航空業界はある意味で特殊な業界であり、航空会社にしかない職種というものがいくつも存在します。

ここでは、そんな航空会社特有の仕事のうち、代表的なものを紹介します。

客室乗務員(CA)

「キャビンアテンダント」ともいわれる仕事です。旅客機に搭乗し、乗客と触れ合う機会が多いことから、航空会社を目指す多くの人の憧れの存在にもなっています。

客室乗務員は「サービス」と「保安」の2つの役割を担っており、乗客がいつでも快適に、安全に空の旅を楽しんでもらえるよう配慮します。

「女性の仕事」というイメージが根付いているようですが、海外の航空会社においては男性の客室乗務員も多くいます。

客室乗務員の仕事

パイロット

地上の航空管制官と無線通信をしながら航空機を操縦し、安全に目的地まで乗客や貨物を運ぶ仕事です。

航空機の操縦には専門知識と技術が必要とされるため、厳しい訓練を乗り越え、操縦する航空機に応じたライセンスを取得した人だけがパイロットとして働けます。

ただコックピットに座るだけでなく、フライト前には気象データや飛行経路、燃料などの確認を自ら行い、責任を持って安全なフライトを実現します。

パイロットの仕事

グランドスタッフ

空港に勤務し、利用客に対するさまざまなサービスを提供する地上職です。

業務はおもに、チェックインカウンターでの航空券の発券や荷物の受け取りなどを行う「搭乗手続き」と、乗客をスムーズに誘導する「搭乗案内」の2種類があります。
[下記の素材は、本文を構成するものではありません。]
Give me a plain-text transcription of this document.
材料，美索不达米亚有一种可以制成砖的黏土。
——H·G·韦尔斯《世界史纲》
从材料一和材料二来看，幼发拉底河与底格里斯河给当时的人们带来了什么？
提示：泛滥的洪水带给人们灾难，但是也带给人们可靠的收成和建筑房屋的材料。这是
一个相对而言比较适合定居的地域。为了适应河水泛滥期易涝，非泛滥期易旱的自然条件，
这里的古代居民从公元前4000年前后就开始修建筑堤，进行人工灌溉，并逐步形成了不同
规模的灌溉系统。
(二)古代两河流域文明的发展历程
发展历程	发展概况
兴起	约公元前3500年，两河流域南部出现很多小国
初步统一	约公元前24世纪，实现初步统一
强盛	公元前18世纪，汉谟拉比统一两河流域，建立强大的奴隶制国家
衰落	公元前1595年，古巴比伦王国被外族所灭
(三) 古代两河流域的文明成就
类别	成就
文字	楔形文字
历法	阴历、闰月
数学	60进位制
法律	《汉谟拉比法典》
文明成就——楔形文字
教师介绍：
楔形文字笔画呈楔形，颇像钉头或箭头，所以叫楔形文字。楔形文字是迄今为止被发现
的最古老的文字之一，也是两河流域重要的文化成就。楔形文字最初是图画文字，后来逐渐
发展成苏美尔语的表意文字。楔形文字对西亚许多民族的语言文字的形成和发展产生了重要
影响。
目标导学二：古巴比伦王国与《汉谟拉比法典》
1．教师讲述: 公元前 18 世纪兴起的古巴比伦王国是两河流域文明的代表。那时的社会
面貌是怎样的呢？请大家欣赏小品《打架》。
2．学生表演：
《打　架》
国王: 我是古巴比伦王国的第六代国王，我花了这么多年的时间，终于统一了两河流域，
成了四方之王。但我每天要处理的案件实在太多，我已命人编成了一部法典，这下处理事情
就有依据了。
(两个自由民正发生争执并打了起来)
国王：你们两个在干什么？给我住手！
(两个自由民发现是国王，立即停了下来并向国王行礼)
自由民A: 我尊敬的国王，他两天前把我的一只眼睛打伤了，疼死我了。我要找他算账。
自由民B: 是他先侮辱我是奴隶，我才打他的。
実際に旅客機に乗り込む客室乗務員とは違う立場から、乗客や空港の利用客にサービスを提供します。

グランドスタッフの仕事

航空整備士

航空機の整備や点検を行う仕事です。

航空機は大小合わせて何万もの部品から成り立っており、もし不具合や欠落があると事故を起こしてしまう可能性があるため、フライト前に日常的に行う「ライン整備」や、一定の飛行時間を超えた場合に時間をかけて行う「ドッグ整備」など、専門技術を持った整備士たちによって日々念入りな整備が行われています。

なお、航空整備士は航空会社そのものに所属するのではなく、航空会社系列の整備会社に所属している人も多数います。

航空整備士の仕事

ディスパッチャー

気象情報や機体の整備状態、乗客や搭載貨物の重量などあらゆる情報をまとめ、航空機が安全に目的地へたどり着けるための「フライトプラン」を作る仕事です。

フライト前には必ず機長(パイロット)と打ち合わせを行い、フライト中は機長と無線で交信し、天候や航空機の状態を確認しながら、航空機が安全に目的地までたどり着けるように監視・サポートしています。